Free at last? Fridays future depends on Plaza

Charlottesville's beloved and beleaguered summertime tradition, Fridays After 5, faces another obstacle this season: construction of a federally funded transit center scheduled to begin in August.

Last year, bad weather plagued the financially challenged outdoor concert series, already reeling from the loss of corporate sponsors and an unpopular decision to charge admission for the first time in its 16-year history.

Now comes Presidents' Plaza, an ambitious project to revitalize the east end of the Downtown Mall with a 10,000-square-foot transit center, visitors center, and a revamped amphitheater.

Plans for the project– designed by Philadelphia-based Wallace, Roberts & Todd– were unveiled a year ago, along with a plan by the same architectural firm to eventually upgrade the entire Mall with new trees, trash cans, and lights.

"We're hoping to coordinate mass grading and utilities work in late August-early September," says Bill Letteri, city chief of facilities. A retail component of the project has been dropped, he says.
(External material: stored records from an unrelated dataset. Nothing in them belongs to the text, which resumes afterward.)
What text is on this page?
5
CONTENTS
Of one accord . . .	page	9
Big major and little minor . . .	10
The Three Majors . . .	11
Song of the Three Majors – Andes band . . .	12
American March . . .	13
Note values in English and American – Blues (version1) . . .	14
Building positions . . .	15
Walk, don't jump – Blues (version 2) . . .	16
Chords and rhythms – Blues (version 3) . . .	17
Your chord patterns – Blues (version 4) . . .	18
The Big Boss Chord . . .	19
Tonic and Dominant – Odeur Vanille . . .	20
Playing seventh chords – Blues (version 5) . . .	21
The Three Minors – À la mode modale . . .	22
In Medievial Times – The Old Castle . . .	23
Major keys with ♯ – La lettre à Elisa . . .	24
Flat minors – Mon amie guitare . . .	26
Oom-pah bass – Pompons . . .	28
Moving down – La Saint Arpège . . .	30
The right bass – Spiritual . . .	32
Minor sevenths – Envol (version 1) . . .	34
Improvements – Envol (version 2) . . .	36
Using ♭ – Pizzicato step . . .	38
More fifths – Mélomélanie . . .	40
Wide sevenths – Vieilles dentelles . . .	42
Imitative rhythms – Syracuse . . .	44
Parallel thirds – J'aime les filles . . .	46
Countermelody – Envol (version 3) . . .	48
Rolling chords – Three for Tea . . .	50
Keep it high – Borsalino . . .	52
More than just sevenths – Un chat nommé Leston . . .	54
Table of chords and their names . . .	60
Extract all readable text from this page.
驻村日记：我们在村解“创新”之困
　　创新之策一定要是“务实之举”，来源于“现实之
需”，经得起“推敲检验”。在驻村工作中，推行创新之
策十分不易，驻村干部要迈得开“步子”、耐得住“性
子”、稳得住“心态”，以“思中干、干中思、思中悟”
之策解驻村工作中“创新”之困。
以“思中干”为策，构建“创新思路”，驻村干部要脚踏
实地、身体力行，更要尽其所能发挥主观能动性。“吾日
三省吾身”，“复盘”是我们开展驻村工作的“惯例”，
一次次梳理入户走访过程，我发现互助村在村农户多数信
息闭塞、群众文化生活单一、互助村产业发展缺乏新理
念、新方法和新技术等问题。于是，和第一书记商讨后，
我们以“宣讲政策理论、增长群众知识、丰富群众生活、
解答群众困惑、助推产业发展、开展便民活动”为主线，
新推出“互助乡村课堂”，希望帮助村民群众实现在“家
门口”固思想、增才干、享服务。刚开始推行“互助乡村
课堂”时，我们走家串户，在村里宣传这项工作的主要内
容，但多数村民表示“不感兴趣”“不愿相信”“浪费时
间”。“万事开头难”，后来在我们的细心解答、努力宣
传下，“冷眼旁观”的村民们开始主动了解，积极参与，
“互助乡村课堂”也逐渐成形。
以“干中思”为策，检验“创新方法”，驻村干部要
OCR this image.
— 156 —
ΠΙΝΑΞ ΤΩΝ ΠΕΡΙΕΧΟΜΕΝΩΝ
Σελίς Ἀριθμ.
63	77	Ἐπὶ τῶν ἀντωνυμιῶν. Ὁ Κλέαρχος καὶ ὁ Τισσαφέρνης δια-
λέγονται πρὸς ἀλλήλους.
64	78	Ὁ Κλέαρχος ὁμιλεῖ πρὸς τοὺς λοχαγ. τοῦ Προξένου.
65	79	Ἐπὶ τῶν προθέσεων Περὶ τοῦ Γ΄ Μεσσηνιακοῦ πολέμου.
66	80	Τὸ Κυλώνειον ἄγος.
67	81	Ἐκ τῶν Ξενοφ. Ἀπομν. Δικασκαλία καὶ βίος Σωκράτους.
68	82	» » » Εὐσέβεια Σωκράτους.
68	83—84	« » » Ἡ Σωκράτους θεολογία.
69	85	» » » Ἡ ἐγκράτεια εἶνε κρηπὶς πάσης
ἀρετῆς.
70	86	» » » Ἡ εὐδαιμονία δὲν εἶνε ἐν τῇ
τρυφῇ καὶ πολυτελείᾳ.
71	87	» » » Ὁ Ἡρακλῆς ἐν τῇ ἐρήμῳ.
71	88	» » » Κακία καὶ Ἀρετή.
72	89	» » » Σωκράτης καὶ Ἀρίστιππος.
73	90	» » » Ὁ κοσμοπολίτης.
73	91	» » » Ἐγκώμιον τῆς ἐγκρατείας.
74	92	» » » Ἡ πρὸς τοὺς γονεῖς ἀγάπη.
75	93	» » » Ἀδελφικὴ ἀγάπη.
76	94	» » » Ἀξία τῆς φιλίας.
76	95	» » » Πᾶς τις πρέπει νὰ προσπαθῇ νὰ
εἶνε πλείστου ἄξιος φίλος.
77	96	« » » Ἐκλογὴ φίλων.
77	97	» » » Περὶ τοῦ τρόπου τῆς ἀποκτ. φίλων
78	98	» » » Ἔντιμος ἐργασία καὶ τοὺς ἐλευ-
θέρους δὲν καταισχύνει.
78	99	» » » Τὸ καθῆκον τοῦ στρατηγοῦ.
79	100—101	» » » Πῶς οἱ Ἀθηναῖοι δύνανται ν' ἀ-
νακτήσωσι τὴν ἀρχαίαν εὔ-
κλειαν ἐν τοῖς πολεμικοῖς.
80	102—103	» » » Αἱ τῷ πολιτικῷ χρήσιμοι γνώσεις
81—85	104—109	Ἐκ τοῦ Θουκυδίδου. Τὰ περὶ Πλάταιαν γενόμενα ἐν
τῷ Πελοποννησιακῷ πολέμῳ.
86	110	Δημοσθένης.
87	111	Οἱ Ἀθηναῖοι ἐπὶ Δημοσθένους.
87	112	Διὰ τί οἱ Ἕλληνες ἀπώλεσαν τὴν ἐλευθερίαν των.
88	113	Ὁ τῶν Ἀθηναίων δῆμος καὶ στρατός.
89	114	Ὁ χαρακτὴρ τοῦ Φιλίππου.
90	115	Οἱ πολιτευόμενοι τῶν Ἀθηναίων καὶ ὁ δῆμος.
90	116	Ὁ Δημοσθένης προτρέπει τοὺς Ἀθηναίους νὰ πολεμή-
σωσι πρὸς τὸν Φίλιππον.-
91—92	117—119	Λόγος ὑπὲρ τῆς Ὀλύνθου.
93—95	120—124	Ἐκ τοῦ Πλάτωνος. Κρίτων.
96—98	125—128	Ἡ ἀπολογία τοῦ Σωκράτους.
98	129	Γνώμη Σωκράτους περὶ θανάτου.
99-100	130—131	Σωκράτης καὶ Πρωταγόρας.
The $6.5 million project, which will close Seventh Street, does not include amphitheater upgrades such as terracing or concrete risers. That's going to be funded by a public/private partnership, and Dave Matthews Band manager/local real estate magnate Coran Capshaw is widely believed to be the private partner.

Trish Goodloe, president of the Charlottesville Downtown Foundation, which organizes Fridays After 5, is in negotiation with the city, and was hesitant to comment until a contract is signed.

She does say, "We're planning on running a normal season, maybe with an alternate location."

"I can't imagine we're not going to reach an agreement," says deputy city attorney Lisa Kelley. "There will be Fridays After 5 at least through August, and CDF has agreed to work with us to identify an alternate site."

Whether Fridays will charge admission this year is up to the Downtown Foundation, says Kelley, but she thinks it unlikely they will. Last year, because Fridays was no longer a freebie, the organization had to pay the city $3,000 per event, according to Kelley.

"We're looking for a spot to keep it safe and in the downtown area," says Kelley. "The last few concerts could very well be in a parking lot."

The 10,000-square-foot transit center will house a visitors center and a dry place to wait for the bus.


The new and improved east end of the Downtown Mall will be transformed into Presidents' Plaza, thanks to $6.5 million in federal funding.